Fintech has great potential in Indonesia, but growth has been slow to date. That may be changing.
Digital technology is advancing financial inclusion around the world, enabling millions of people and businesses to join the global economy for the first time. Access to financial services is critical for global development, as it makes it easier to invest in healthcare, education and business. Digital technologies offer a powerful way to boost financial access.
As the financial technology (Fintech) revolution unfolds, digitally-enabled financial services are dramatically expanding the ways in which people transact beyond traditional banking. They are also changing banking services, as banks are increasingly offering digital platforms.
Indonesia is the fastest-growing country in the Asia-Pacific region in digital financial services, but its penetration remains the lowest in the region. In 2017, the number of bank customers who used internet or mobile banking was 58 percent up from 36 percent in 2014. However, only 5 percent of the population used digitized financial services in 2017. It was the lowest figure recorded amoung 15 Asia-Pacific countries observed by the firm. Myanmar, for example, was at 6 percent and Thailand at 10 percent.
Indonesians’ communal nature played a big part in the slow adoption as people seek a social foundation to use digital services.

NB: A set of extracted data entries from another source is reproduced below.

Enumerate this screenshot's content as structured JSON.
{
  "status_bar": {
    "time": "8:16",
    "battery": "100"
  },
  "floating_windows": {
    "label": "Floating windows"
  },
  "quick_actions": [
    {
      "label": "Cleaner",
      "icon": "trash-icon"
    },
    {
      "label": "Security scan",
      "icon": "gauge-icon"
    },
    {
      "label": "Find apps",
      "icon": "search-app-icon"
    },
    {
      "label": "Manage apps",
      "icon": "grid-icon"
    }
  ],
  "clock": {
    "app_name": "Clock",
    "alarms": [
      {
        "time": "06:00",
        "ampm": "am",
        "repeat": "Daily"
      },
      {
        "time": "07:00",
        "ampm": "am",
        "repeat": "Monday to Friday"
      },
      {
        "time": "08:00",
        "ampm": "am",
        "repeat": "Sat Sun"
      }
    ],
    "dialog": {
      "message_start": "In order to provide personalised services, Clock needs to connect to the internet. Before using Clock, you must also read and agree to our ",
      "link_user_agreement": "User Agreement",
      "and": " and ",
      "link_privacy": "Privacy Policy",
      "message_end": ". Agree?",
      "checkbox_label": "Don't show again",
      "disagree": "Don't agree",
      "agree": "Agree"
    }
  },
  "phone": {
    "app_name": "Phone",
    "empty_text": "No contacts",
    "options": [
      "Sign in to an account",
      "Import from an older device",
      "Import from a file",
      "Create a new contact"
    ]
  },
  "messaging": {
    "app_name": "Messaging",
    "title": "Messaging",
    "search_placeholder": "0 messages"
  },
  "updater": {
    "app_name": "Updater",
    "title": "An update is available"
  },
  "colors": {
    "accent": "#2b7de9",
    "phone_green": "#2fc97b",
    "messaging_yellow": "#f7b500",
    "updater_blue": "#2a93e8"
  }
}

Indonesians still favor services provided by conventional lenders over financial technology providers, such as peer-to-peer lending and payment systems, despite the fact that peer-to-peer lending is the business with the third highest number of complaints reported to the Indonesian Consumers Foundation. Meanwhile, digital financial services tend to flourish in areas where the physical flow of cash is more difficult. This is the case in Australia and New Zealand, where digital financial service penetration was 17 percent and 54 percent, respectively despite their similar economic profiles.
The slow adoption of digital financial services is also due to the lack of human resources available to improve the industry in Indonesia. There is an urgent need for more talent as the industy develops. Furthermore, the skills gap in the finance industry is continuously widening, and the availability of skilled workers is viewed as a threat to growth. This is driven by the increasing capabilities of digital technologies and the need for skilled data scientists, artificial intelligence (AI) experts and software engineers. Financial institutions have created new IT roles in recent years but many are finding it either “difficult” or “very difficult” to fill them.
Fintech adoption may accelerate this year. For the first time in 2018, Indonesia had more smartphones than bank accounts and the gap between smartphone and bank account ownership may reach 13 million by 2025. This trend parallels with the rise in smartphone ownership to 124 million or 57 percent of the population in 2017, compared with 33 percent in 2014.
A recent report by global consulting firm McKinsey, entitled “Digital Banking in Indonesia: Building Loyalty and Generating Growth,” said 55 percent of non-digital financial service users were likely to use digital banking in the near future. The figure is the second highest in emerging Asian countries after Myanmar. While there is not an estimate for the annual growth of digital financial services, more players will need to get involved. Indonesia, like India, remains a cash-intensive country, so digital financial solutions tend to be cash replacements.
Lastly, there is concern that banks and Fintech firms are competing with each other. This is not the case. Companies on both sides had been collaborating over the past several years. Industry players and policymakers are working hard to overcome the challenges in growing digital financial services. In September 2018, The Financial Services Authority (OJK) issued a regulation on Fintech that was more comprehensive than past regulations which only regulated peer-to-peer lending.
The regulation consists of 45 articles of innovation in digital technologies for the financial sector. It covers issues such as transaction settlements relating to investment, equity crowdfunding, virtual exchanges, smart contract and alternative due diligence. In investment management, the regulation covers advance algorithms, cloud computing, capability sharing, open-source information technologies, automated advice and management, social trading and retail algorithmic trading. For fund collection and distribution, the regulation deals with technology allocation base or peer-to-peer lending, alternative adjudication, virtual technologies, mobile 3.0 and third-party application programming interface.